The above observation is extremely counterintuitive. The flat curve points to evidence of a presence of some form of matter around every galaxy that is invisible and contributing to the total mass of the galaxy, thus balancing the effect of increasing distance from the galactic center.
It is now widely accepted that dark matter is present in the roughly halo spheres that envelopes every galaxy.
So why does Dark Matter matter?
Despite the invisible nature of dark matter, it has dominated the universe for a significant duration of time. Scientists believe that dark matter has been influencing the cosmos since its beginning, and for the initial 9 billion years or so, it has been laying the foundation for building the structure of the universe.
Perhaps the most vital aspect of dark matter’s existence is the very existence of us. The way it has been critical to the evolution of our universe, the time-variant structure of the cosmic web has yielded the emergence of galaxies, stars, planets, and even life.
Without dark matter, the galactic structures would not have been able to hold on for such a long period, eventually wiping out whatever normal matter was present in the universe.
The conditions essential for the formation of our galaxy, our solar system, the Earth, and our life was formed during the Big Bang only – and all have been due to the existence of dark matter.
The Future: Further studies and experimental discovery of dark matter particles
For a theoretical physicist, or even for an experimentalist, the pursuit of dark matter is an ongoing area of research. It exists, that is for sure, but what it is made up of, we do not know yet.

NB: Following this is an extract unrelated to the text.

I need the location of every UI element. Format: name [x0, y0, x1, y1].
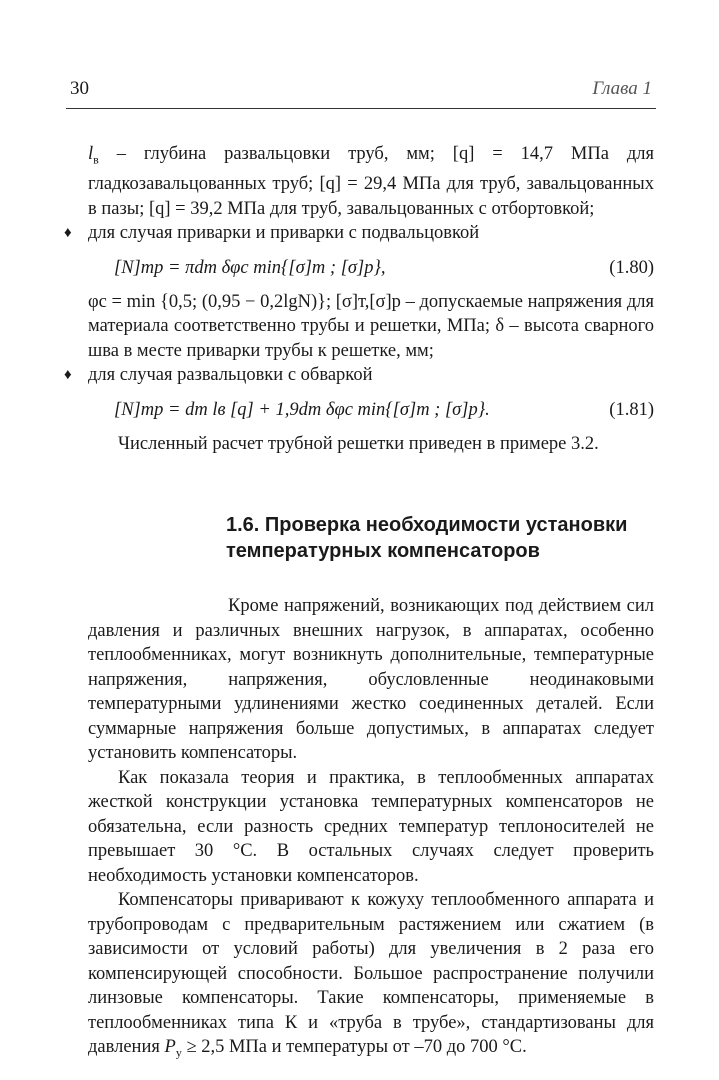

Weakly Interacting Massive Particles (WIMPs) are the strongest candidate for dark matter particles. WIMPs are hypothetical particles that do not interact strongly with normal matter or electromagnetic forces and are believed to generate the current abundance and composition of dark matter in the universe. The inert neutrinos fall under the category of WIMPs.
Scientists in the Large Hadron Collider (LHC), the world’s largest and highest-energy particle collider, are in continual pursuit of hunting down the WIMPs. According to the LHC’s ATLAS experiment collaboration member Caterina Doglioni,
“..Placing the LHC results in the context of the global WIMP search that includes direct- and indirect-detection experiments has also been a focus of discussion in the dark-matter community, and the discussion continues to date on how to best exploit synergies between different experiments that have the same scientific goal of finding dark matter.”
https://home.cern/news/series/lhc-physics-ten/breaking-new-ground-search-dark-matter
We certainly live in an inspiring and exciting time. The more we feel certain that we have reached the end of understanding the fundamental reality, another topic such as dark matter pops up, leaving us with so many questions to answer.
This is also an inherent characteristic of science itself – to continue searching for the most fundamental understanding of our existence, our reality, and to push the boundary even further when it seems we have reached a wall.
Areas such as dark matter are extremely important to our history. It gives us hints of new physics or new forces that are even more fundamental to our understanding and knowledge.
And what could be more enthralling and philosophically soothing for us as a species to know about the underlying structure, the first principles of our very own existence?